Scientific classification
- Kingdom: Plantae
- Clade: Tracheophytes
- Clade: Angiosperms
- Clade: Eudicots
- Order: Caryophyllales
- Family: Caryophyllaceae
- Genus: Eremogone
- Species: E. congesta
- Binomial name: Eremogone congesta (Nutt. ex Torr. & A.Gray) Ikonn.
- Synonyms: Arenaria congesta Nutt. ex Torr. & A.Gray

= Eremogone congesta =

- Genus: Eremogone
- Species: congesta
- Authority: (Nutt. ex Torr. & A.Gray) Ikonn.
- Synonyms: Arenaria congesta Nutt. ex Torr. & A.Gray

Species of flowering plants

Eremogone congesta is a species of flowering plant in the family Caryophyllaceae known by the common name ballhead sandwort. It is native to western North America from central Canada to the American southwest.

==Description==
This is a perennial herb forming a tuft of slender upright stems up to about 40 cm tall. The leaves are needlelike to thready, up to 8 cm long and only a few millimeters wide. They may be fleshy or flat and they often have a very sharp tip.
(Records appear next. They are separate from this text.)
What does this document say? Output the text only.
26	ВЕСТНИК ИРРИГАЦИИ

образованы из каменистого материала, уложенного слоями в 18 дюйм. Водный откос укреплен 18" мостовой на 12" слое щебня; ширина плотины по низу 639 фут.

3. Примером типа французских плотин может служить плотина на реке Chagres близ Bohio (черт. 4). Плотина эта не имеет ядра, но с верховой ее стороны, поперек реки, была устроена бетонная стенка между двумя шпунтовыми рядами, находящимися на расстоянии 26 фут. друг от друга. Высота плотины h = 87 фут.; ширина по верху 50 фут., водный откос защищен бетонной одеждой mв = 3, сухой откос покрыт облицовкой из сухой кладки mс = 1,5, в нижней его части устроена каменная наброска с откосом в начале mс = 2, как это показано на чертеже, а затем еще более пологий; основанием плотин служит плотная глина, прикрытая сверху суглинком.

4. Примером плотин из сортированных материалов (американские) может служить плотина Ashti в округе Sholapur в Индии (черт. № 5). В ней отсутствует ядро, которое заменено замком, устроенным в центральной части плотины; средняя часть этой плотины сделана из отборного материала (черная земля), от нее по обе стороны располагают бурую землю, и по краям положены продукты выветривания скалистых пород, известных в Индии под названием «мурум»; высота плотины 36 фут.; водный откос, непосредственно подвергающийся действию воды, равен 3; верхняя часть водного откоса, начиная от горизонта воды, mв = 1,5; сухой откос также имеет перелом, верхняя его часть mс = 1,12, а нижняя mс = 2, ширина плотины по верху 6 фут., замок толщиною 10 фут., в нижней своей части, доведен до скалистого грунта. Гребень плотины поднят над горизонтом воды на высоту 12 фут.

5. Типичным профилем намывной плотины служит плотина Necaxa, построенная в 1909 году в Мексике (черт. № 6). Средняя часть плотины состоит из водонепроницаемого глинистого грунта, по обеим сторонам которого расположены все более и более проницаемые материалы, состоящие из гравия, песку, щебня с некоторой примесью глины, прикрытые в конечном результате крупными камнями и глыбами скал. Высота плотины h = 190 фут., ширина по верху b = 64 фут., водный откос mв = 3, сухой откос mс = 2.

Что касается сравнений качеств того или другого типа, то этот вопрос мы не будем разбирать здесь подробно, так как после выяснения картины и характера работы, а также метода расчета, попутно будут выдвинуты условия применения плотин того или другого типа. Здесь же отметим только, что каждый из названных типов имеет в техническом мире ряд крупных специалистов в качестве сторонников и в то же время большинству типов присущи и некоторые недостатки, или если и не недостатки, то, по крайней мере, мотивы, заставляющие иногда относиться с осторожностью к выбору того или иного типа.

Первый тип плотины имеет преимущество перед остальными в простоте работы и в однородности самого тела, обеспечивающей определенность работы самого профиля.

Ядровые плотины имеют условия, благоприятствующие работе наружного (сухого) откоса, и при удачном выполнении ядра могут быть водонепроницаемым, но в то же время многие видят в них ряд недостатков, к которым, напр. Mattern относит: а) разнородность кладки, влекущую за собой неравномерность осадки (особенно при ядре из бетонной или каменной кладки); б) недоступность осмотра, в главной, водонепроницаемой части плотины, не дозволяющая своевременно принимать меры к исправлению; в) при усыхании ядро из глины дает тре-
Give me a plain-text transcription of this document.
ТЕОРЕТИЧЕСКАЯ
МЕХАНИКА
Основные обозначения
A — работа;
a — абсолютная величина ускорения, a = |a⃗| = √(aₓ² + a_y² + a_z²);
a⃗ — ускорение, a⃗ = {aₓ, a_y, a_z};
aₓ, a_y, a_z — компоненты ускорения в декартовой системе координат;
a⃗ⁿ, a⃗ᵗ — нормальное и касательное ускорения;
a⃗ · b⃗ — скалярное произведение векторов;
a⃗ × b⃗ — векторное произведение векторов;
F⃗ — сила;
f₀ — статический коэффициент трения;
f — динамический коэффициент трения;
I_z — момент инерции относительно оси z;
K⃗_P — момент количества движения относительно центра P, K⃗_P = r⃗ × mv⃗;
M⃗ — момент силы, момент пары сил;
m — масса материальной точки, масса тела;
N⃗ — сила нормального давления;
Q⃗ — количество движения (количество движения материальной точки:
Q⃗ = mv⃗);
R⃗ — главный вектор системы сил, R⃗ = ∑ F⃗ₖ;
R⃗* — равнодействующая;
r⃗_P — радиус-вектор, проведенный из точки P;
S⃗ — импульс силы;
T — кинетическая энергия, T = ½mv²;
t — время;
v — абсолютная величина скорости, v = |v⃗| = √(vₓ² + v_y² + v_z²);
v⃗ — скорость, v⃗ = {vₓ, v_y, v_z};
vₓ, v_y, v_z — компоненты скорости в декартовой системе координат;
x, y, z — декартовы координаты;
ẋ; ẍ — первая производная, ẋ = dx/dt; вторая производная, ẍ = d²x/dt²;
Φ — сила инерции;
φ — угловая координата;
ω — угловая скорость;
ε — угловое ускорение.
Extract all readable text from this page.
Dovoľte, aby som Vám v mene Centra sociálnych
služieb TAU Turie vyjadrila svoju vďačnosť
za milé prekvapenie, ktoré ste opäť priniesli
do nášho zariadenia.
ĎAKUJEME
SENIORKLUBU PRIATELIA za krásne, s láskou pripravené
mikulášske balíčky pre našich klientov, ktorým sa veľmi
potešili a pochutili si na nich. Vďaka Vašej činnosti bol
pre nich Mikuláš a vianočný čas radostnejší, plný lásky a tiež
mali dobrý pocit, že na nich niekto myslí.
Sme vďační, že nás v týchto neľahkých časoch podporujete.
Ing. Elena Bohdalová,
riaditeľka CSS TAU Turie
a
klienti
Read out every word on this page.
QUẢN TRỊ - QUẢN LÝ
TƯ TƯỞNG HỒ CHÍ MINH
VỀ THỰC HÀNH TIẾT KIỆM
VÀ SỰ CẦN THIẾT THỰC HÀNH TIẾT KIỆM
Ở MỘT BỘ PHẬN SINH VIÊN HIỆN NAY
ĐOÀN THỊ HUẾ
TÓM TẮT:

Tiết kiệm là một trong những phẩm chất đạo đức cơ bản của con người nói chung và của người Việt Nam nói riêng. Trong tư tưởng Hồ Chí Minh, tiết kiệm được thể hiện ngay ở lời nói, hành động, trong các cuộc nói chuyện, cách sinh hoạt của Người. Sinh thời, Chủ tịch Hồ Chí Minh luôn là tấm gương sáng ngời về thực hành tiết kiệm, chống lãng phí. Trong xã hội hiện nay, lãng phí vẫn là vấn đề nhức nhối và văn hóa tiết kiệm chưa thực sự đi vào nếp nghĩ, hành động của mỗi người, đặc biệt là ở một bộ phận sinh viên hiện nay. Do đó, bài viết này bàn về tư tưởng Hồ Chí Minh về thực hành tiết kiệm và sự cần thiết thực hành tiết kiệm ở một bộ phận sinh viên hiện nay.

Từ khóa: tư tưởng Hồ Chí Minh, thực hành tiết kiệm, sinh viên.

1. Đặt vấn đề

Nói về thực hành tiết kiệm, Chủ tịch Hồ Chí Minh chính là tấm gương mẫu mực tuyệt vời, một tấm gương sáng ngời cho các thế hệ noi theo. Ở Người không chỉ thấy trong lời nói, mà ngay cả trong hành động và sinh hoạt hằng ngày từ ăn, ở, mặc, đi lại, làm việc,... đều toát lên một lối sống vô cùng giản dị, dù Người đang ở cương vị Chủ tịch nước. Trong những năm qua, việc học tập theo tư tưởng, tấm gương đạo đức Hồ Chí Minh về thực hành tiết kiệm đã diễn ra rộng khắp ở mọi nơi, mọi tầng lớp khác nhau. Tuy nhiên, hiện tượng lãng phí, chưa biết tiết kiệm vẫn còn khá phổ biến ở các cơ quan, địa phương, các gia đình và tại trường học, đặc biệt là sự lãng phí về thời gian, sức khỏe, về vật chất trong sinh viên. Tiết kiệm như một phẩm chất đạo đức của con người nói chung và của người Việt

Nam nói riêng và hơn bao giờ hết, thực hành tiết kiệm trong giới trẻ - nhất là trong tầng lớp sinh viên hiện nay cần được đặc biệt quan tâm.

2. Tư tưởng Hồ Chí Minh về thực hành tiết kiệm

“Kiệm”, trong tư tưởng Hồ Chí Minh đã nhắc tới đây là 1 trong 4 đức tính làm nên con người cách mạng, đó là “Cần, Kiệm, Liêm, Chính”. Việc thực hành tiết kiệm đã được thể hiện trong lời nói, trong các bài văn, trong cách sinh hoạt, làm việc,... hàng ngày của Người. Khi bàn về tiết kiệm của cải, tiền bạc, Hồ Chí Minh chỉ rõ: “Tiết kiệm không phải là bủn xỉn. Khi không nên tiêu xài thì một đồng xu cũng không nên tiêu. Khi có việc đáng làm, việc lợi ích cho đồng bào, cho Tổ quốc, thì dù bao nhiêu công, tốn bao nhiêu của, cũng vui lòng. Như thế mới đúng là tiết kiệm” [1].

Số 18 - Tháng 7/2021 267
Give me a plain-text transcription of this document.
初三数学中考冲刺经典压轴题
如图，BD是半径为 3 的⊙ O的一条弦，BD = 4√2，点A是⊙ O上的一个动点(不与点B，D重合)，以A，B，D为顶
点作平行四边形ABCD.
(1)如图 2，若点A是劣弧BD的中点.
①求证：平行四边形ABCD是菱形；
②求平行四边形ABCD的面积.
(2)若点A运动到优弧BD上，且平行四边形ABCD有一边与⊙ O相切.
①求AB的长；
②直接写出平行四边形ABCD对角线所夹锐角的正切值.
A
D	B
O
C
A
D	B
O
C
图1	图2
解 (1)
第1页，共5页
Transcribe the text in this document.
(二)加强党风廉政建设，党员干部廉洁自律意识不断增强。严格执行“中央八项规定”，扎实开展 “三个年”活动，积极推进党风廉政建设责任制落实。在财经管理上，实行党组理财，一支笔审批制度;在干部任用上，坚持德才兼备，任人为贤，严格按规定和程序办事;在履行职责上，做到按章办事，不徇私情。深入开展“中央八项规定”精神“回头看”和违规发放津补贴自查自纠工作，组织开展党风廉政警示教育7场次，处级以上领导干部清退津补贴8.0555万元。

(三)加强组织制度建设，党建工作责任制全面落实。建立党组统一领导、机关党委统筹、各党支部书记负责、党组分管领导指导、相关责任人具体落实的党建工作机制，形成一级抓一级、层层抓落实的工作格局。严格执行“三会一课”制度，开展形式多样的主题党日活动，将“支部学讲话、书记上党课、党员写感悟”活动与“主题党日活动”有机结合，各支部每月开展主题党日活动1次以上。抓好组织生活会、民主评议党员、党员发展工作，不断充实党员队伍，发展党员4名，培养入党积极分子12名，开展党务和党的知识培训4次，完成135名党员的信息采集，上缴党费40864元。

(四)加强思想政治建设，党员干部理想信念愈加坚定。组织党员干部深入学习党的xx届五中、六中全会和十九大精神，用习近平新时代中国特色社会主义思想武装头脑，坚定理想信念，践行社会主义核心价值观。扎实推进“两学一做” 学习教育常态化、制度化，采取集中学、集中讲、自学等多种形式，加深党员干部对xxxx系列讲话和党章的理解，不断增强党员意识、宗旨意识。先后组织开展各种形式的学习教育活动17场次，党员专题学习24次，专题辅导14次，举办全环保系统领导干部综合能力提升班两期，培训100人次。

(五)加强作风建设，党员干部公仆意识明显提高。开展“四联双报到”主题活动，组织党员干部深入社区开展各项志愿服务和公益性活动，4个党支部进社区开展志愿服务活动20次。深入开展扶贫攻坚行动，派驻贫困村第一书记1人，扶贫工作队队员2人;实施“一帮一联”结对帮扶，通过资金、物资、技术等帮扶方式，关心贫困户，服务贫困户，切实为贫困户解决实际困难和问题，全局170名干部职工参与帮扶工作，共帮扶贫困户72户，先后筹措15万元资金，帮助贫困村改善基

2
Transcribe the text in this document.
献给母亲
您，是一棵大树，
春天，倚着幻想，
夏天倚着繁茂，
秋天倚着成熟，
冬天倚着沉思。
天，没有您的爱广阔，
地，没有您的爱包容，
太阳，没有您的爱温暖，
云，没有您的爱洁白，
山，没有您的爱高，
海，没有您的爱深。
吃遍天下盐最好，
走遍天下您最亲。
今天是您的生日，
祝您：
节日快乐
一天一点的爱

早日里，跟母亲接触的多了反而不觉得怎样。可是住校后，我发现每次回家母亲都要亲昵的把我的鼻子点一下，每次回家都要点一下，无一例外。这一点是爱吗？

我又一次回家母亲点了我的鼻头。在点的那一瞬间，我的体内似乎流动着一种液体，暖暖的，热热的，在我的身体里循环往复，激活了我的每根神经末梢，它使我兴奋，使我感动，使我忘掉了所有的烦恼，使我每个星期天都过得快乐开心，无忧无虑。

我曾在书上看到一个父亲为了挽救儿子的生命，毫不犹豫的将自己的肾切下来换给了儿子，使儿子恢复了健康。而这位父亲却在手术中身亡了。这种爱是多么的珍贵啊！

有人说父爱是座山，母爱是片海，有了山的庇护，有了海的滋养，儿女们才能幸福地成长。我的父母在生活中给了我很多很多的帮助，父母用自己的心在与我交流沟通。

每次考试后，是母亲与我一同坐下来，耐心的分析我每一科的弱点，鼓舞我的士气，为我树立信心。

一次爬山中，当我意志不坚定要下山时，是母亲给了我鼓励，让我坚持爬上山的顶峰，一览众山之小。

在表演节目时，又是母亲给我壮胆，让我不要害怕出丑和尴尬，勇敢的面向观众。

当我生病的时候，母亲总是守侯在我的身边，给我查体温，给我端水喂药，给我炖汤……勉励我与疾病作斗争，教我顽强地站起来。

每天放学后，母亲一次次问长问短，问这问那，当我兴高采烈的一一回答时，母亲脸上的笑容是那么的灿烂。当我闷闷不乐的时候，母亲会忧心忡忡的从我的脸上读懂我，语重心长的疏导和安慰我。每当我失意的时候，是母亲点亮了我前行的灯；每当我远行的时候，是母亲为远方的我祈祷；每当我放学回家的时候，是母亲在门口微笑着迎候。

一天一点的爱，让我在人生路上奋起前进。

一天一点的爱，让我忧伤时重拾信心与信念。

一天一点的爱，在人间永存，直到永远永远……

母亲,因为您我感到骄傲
Most of the leaves are located in a patch at the base of the plant, and there are a few scattered along the mostly naked stem.

The inflorescence is an open or rounded cyme of five-petalled white flowers. The fruit is a toothed capsule containing several reddish seeds.

==Uses==
The plant was used for a variety of medicinal purposes by Native American groups, including the Shoshone.